An individual, of no great importance, who is unable to see the natural world as a place for competition. I catch fish, watch birds, derive immense pleasure from simply looking at butterflies, moths, bumble-bees, etc - without the need for rules! I am Dylan and this is my blog - if my opinions offend? Don't bother logging on again - simple!


Saturday 15 March 2014

New light through old windows

My sincere apologies to any Chris Rea fans who (having "Googled") end up at this blog - but I can think of no better description of what my dabbling, with macro photography, has delivered. I am now finding myself discovering another aspect to the natural world that scopes and binoculars are unable to deliver. My efforts, today, are a result of nothing special - just a wander around Newland's Farm; looking for the first Spring wheatears and time spent in the back garden awaiting a raptor, or two - time wasted, on both counts, but not without benefit as I was able to play around with the camera gear. Invertebrates provided the salvation, that the day required, and I have to admit to be rather pleased with some of the images that I was able to record.

I play the dullard, with some aplomb! The desire to name everything that crosses my path isn't why I bother looking, I very simply enjoy the experience of being in company of our fellow creatures. The ability to, actually, put a name (thus id) to the subjects of my interest, however, is always able to add something else to the occasion. And so it was today. With the sun shining but, accompanied by a stiff WSW breeze, I was still up against it - the depth of field, when using macro techniques, ensures that any movement is detrimental to decent images - however fast the shutter speed!

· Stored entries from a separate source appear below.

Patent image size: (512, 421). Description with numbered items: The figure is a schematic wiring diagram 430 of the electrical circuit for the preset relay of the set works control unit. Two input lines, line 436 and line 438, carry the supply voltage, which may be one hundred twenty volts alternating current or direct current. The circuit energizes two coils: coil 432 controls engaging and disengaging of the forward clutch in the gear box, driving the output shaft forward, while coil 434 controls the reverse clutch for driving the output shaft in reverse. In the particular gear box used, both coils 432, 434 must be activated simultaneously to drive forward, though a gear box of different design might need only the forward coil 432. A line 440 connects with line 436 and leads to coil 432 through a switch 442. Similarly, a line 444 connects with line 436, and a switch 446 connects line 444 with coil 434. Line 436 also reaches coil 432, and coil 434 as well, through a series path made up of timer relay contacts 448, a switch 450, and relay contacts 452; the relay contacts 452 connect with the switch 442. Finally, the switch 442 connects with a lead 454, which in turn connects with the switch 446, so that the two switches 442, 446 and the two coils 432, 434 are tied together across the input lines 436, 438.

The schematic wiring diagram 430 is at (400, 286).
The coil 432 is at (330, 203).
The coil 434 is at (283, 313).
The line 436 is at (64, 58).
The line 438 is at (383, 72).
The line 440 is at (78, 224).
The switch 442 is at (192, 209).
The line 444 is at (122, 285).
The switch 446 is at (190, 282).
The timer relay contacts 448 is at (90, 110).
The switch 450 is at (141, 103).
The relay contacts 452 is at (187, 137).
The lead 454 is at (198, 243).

I've had a blast! There have been all sorts of creatures discovered in the local area, none of which are particularly rare, yet I very much doubt if many individuals have taken time to actually look at them?

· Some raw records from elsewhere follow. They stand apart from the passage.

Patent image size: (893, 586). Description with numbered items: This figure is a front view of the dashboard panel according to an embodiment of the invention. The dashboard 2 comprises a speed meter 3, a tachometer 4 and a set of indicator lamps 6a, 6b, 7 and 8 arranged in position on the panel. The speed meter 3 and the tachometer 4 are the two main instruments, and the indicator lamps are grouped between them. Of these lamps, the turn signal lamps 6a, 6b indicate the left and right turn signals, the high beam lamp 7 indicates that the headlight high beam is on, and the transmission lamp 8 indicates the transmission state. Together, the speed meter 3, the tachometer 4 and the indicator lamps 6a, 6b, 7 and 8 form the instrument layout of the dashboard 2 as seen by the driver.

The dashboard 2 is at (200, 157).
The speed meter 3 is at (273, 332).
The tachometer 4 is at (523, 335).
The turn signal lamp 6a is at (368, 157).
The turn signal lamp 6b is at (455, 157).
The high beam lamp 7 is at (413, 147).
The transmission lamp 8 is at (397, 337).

Stigmella aurella - Bramble Leaf-miner
Discovered beside the "Old Rose Garden"
If I've mis-id'd anything please feel free to correct me. Steve Gale has made a very valid observation about the power of the Internet and once a dodgy id has been published (as fact) then this perpetuates further incorrect records being claimed as a consequence.

The critical role that getting the subject in focus (what really?) due to the very shallow depth of field is paramount. I now have an understanding of why this discipline, for the best results, requires subjects that are photographed under optimum conditions - ie bright sun and zero wind (fast shutter speeds and no movement).

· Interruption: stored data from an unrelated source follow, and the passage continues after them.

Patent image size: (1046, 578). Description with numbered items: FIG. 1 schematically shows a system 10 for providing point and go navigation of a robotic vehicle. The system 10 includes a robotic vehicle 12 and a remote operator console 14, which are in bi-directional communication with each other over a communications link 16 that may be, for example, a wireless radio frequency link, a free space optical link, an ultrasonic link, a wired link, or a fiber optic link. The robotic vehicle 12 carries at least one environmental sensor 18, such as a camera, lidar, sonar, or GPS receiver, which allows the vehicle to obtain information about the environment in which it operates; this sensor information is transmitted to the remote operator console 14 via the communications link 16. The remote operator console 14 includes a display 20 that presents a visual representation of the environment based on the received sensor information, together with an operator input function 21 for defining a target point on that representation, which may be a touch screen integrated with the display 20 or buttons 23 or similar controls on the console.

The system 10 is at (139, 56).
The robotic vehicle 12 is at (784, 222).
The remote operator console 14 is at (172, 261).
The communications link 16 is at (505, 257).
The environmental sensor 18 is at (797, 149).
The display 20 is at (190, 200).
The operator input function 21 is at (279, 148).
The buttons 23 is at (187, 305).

Green Shield Bug - a very numerous insect around the patch today
The detail provided by this technique is far superior to anything I've previously managed.

It will not be an end, in itself, but the knowledge that I have this ability/technology at my disposal is a very nice place to be. If I fail to catch a fish, or see a bird, surely I must be able to find a "mini-beast" to provide material for a blog entry?

Mirid Bug - Liocoris tripustulatus in the garden, this afternoon.